Saïed, professeur de droit constitutionnel, a prévenu qu’il pourrait tordre le texte et éviter de refaire les élections et il a demandé «de revenir à la table des négociations et d’inclure les amendements nécessaires avant jeudi la fin du délai. Vous devez faire de meilleurs choix », a-t-il souligné.
«Après plus de cinquante réunions et compte tenu de l’entêtement du chef du gouvernement désigné lors de la réponse aux propositions du parti sur la formation d’un gouvernement d’union nationale qui n’exclut personne, Ennahda a décidé de se retirer du cabinet proposé « , a déclaré Al Harouni.
La formation islamiste joue avec les cartes marquées, car une répétition électorale pourrait la favoriser, en particulier si une proposition de modification de la loi électorale qui porterait le seuil de 3 à 5%,
D‘autre part «Qalb Tounes», le parti fondé par le magnat des médias populiste et candidat échoué à la présidentielle, Nabil Karoui, a été placé sur le même front de rejet.
Homme clé de la révolution et de la transition, tombé en disgrâce politique, Karoui a choisi la présidence lors des élections d’octobre dernier, et a atteint le deuxième tour malgré la campagne de prison, où il était préventif pour un délit de corruption présumé.
«J’ai reçu une invitation au palais pour me poser des questions sur la composition du gouvernement mais je l’ai rejetée par respect pour les militants et les électeurs de QalbTounis. Ce gouvernement ne nous concerne pas. Nous rejetons le processus adopté pour sa formation », a-t-il déclaré.
Le Fakhfakh s’est également heurté au refus d’AbirMousa, le représentant du parti d’extrême droite qui défend l’héritage de la dictature de Ben Ali, et semble n’avoir que le soutien d ‘ »Attayar », la formation dirigée par Mohamad Abdu, qui aujourd’hui, il lui a demandé de ne pas céder « au chantage d’Ennahda » et de remplacer ses candidats à la fonction de ministre par des indépendants.
Sinon, « Fakhfakh subira le même sort que HabidbJemli », le candidat proposé par le parti islamiste conservateur lui-même, qui a échoué après trois mois des négociations.

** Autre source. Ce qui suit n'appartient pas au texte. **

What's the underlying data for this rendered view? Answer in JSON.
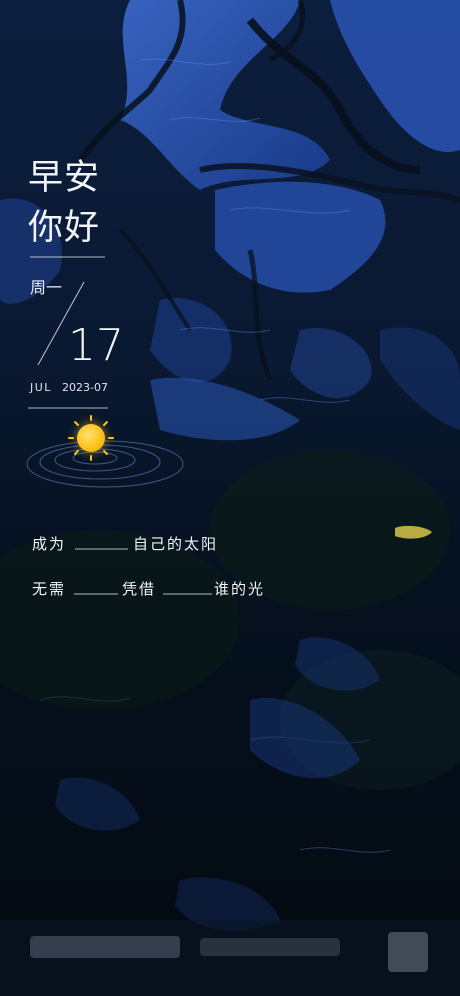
{
  "greeting": {
    "line1": "早安",
    "line2": "你好"
  },
  "date": {
    "weekday": "周一",
    "day": "17",
    "month": "JUL",
    "year": "2023-07"
  },
  "quote": {
    "line1": {
      "part1": "成为",
      "part2": "自己的太阳"
    },
    "line2": {
      "part1": "无需",
      "part2": "凭借",
      "part3": "谁的光"
    }
  },
  "colors": {
    "sun": "#ffc21a",
    "water": "#1f4fae",
    "dark": "#05101d"
  }
}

«La constitution ne l’impose pas, c’est une option. Said suit strictement la constitution, ce n’est pas quelqu’un qui cherche à interpréter les textes », explique Tarek Kahlaoui, ancien directeur de l’Institut d’études stratégiques en Tunisie. « Si votre candidat est exclu, il peut le voir comme une menace et utiliser son pouvoir en réaction aux partis politiques », ce qui ouvrirait un scénario de confrontation constitutionnelle, aux conséquences également inconnues, dans un climat d’urgence économique »a t il ajouté
ce conflit caché entre KaïsSaïed et Ghannouchi est apparu au public une dernière fois après une série de critiques que Ghannouchi avait adressées au président en raison de sa non-participation à la conférence de Berlin sur la Libye, ainsi que de donner instruction à Elias Al-Fakhfakh de former le gouvernement malgré que ce dernier ne dispose pas d’une majorité confortable au Parlement.